- Active: 1949.2 - 1950.1
- Country: People's Republic of China
- Branch: People's Liberation Army
- Type: Division
- Role: Infantry
- Part of: 34th Corps
- Engagements: Chinese Civil War

= 101st Division (1st Formation) (People's Republic of China) =

The 101st Division ()(1st Formation), was created in February 1949 under the Regulation of the Redesignations of All Organizations and Units of the Army, issued by Central Military Commission on November 1, 1948, based on the Independent Brigade of Jianghuai Military District. Its history could be traced to the Huaibei Assault Detachment formed in January 1947.

The division was a part of PLA 34th Corps.

In January 1950 the division was inactivated. Headquarters, 102nd Division was converted as Fuzhou Branch Huazhong University of Military-Politics.

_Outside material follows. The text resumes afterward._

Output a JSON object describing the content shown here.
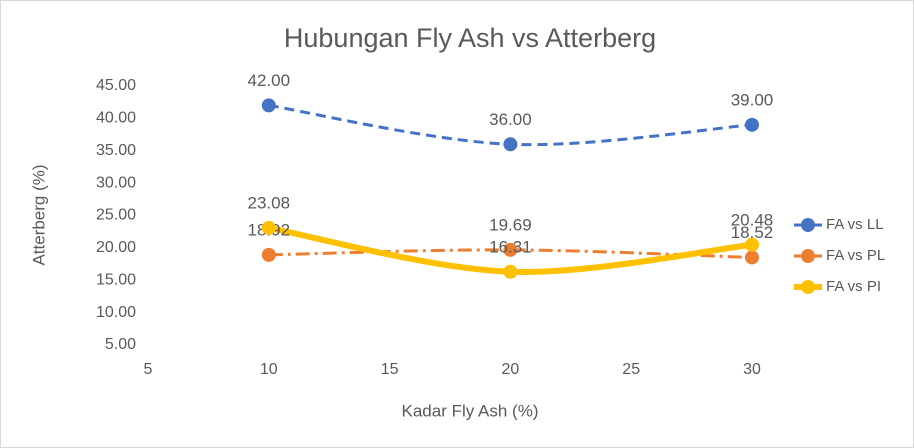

All its three infantry regiments were transferred to 28th and 29th Corps to replace their regiments lost in the Battle of Guningtou.

As of its disbandment the division was composed of:
- 301st Regiment (later 251st Infantry Regiment, 84th Division);
- 302nd Regiment (later 244th Infantry Regiment, 82nd Division);
- 303rd Regiment (later 253rd Infantry Regiment, 85th Division).